El nombre de «baronesas» fue dado a los camiones equipados localmente con carrocerías de madera para viajar al interior del país y es un nombre dado solamente en Honduras.

De acuerdo a historiadores hondureños, la señora decía que ella provenía de una familia de nobles y que ella conservaba el título de “Baronesa” de una casa Real en la Corte del Rey Jorge V del Reino Unido.

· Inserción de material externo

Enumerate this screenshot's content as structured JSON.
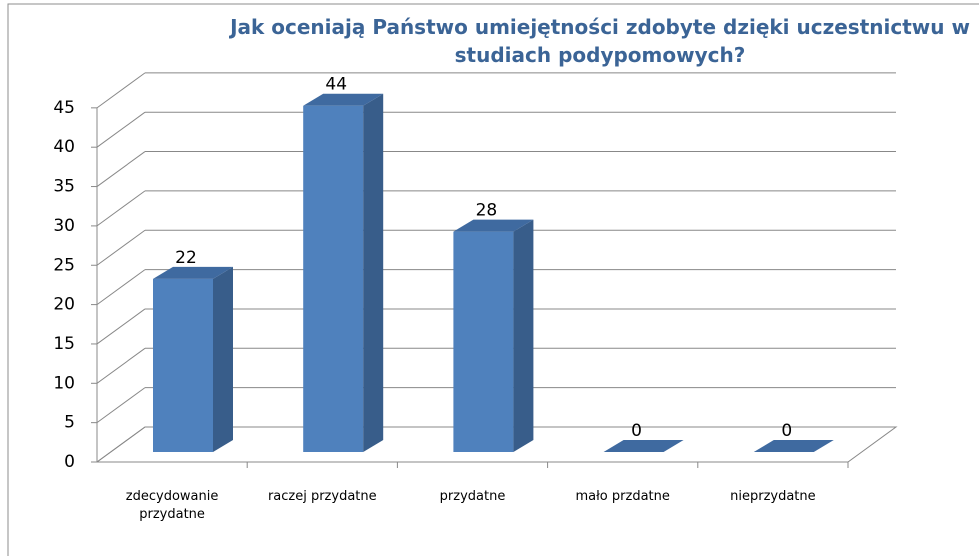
{
  "chart_data": {
    "type": "bar3d",
    "title": "Jak oceniają Państwo umiejętności zdobyte dzięki uczestnictwu w studiach podypomowych?",
    "title_lines": [
      "Jak oceniają Państwo umiejętności zdobyte dzięki uczestnictwu w",
      "studiach podypomowych?"
    ],
    "categories": [
      "zdecydowanie przydatne",
      "raczej przydatne",
      "przydatne",
      "mało przdatne",
      "nieprzydatne"
    ],
    "values": [
      22,
      44,
      28,
      0,
      0
    ],
    "color": "#4f81bd",
    "ylim": [
      0,
      45
    ],
    "yticks": [
      0,
      5,
      10,
      15,
      20,
      25,
      30,
      35,
      40,
      45
    ],
    "grid": true
  }
}
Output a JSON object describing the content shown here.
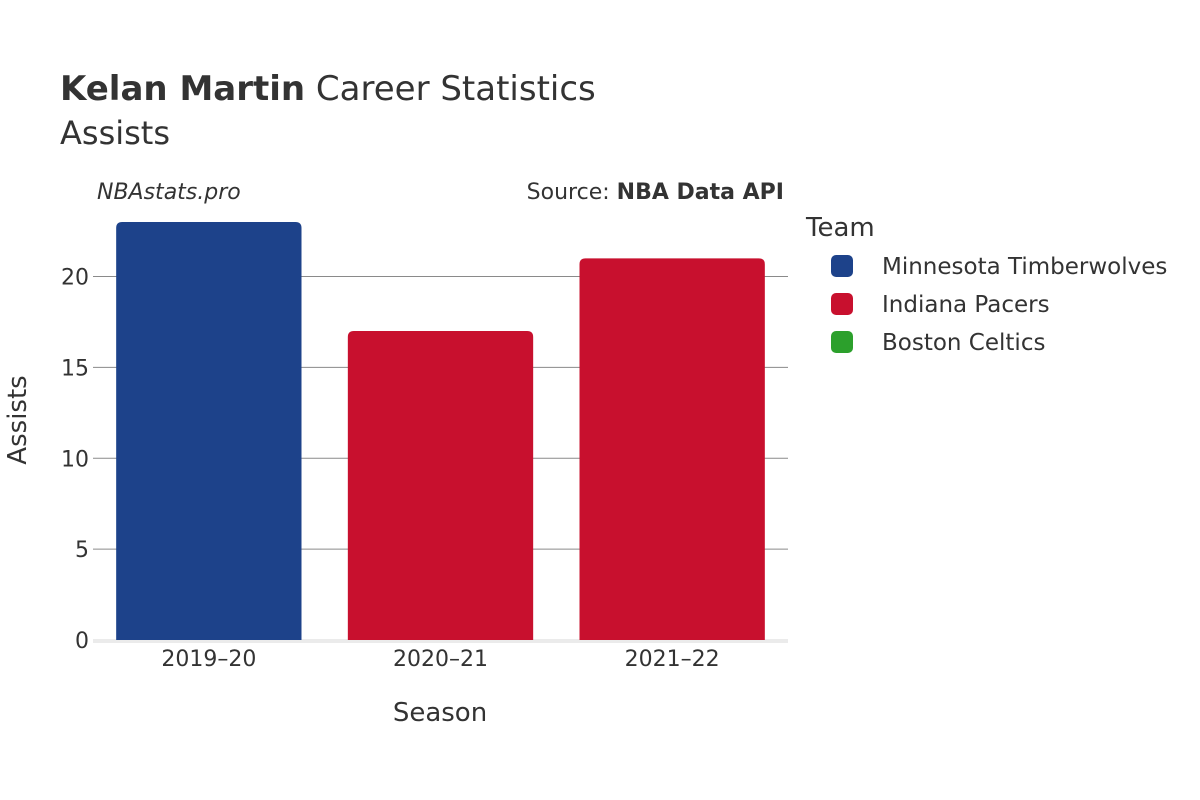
{
  "title": {
    "player": "Kelan Martin",
    "rest": "Career Statistics"
  },
  "subtitle": "Assists",
  "watermark": "NBAstats.pro",
  "source": {
    "prefix": "Source:",
    "name": "NBA Data API"
  },
  "chart_data": {
    "type": "bar",
    "categories": [
      "2019–20",
      "2020–21",
      "2021–22"
    ],
    "values": [
      23,
      17,
      21
    ],
    "bar_teams": [
      "Minnesota Timberwolves",
      "Indiana Pacers",
      "Indiana Pacers"
    ],
    "xlabel": "Season",
    "ylabel": "Assists",
    "ylim": [
      0,
      23
    ],
    "yticks": [
      0,
      5,
      10,
      15,
      20
    ],
    "grid": true,
    "legend_title": "Team",
    "legend_placement": "right",
    "legend": [
      {
        "name": "Minnesota Timberwolves",
        "color": "#1d428a"
      },
      {
        "name": "Indiana Pacers",
        "color": "#c8102e"
      },
      {
        "name": "Boston Celtics",
        "color": "#2ca02c"
      }
    ]
  }
}
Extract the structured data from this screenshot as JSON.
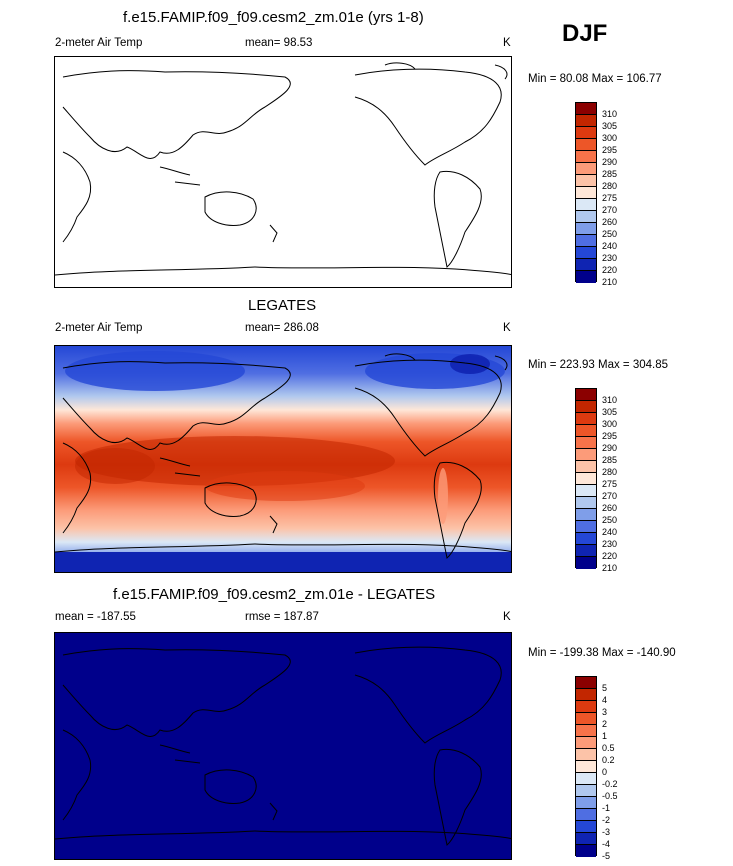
{
  "season": "DJF",
  "panels": [
    {
      "title": "f.e15.FAMIP.f09_f09.cesm2_zm.01e (yrs 1-8)",
      "left_label": "2-meter Air Temp",
      "center_label": "mean=  98.53",
      "units": "K",
      "minmax": "Min =  80.08 Max = 106.77",
      "fill": "white",
      "colorbar_labels": [
        "310",
        "305",
        "300",
        "295",
        "290",
        "285",
        "280",
        "275",
        "270",
        "260",
        "250",
        "240",
        "230",
        "220",
        "210"
      ]
    },
    {
      "title": "LEGATES",
      "left_label": "2-meter Air Temp",
      "center_label": "mean= 286.08",
      "units": "K",
      "minmax": "Min = 223.93 Max = 304.85",
      "fill": "temperature-field",
      "colorbar_labels": [
        "310",
        "305",
        "300",
        "295",
        "290",
        "285",
        "280",
        "275",
        "270",
        "260",
        "250",
        "240",
        "230",
        "220",
        "210"
      ]
    },
    {
      "title": "f.e15.FAMIP.f09_f09.cesm2_zm.01e - LEGATES",
      "left_label": "mean = -187.55",
      "center_label": "rmse = 187.87",
      "units": "K",
      "minmax": "Min = -199.38 Max = -140.90",
      "fill": "#00008b",
      "colorbar_labels": [
        "5",
        "4",
        "3",
        "2",
        "1",
        "0.5",
        "0.2",
        "0",
        "-0.2",
        "-0.5",
        "-1",
        "-2",
        "-3",
        "-4",
        "-5"
      ]
    }
  ],
  "colorbar_colors": [
    "#8b0000",
    "#c22600",
    "#dd3a10",
    "#ed5628",
    "#f7734a",
    "#fc9b79",
    "#fcc3a8",
    "#fee7d8",
    "#dbe8f6",
    "#b0c8ee",
    "#7f9ee9",
    "#4f6ee2",
    "#2447d6",
    "#0f24b2",
    "#00008b"
  ]
}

Se conoció que su esposo tenía dos camiones Ford y les desmontó las pailas metálicas y en los chasís montó carrocerías de madera confeccionadas a sus instrucciones por hábiles carpinteros de la ciudad.
En ese sentido, el montaje tenía unas ventanillas a ambos lados sin vidrios con unas cortinillas de tela retráctiles para proteger del polvo a los pasajeros, dos líneas de bancas forradas de cuero y el cupo no era para más de 20 personas.
También en la parte superior una parrilla de madera para acomodar valijas, fardos, costales y todo tipo de carga, unidades que se desplazaban por los polvorientos caminos y cruzaban los ríos en toda época.
Al surgir ese medio de transporte colectivo en Honduras, la población lo llamó “Las Baronesas”, para referirse a dichos camiones o buses improvisados, negocio manejado por la dama Elizabeth Florence de Strabogl.
Entre las empresas interurbanas que surgieron en ese entonces, fue empresas hacia el sur, el oriente, hacia Olancho y poblaciones de los alrededores de Tegucigalpa como Ojojona, Santa Ana, La Venta, San Buenaventura y Sabanagrande.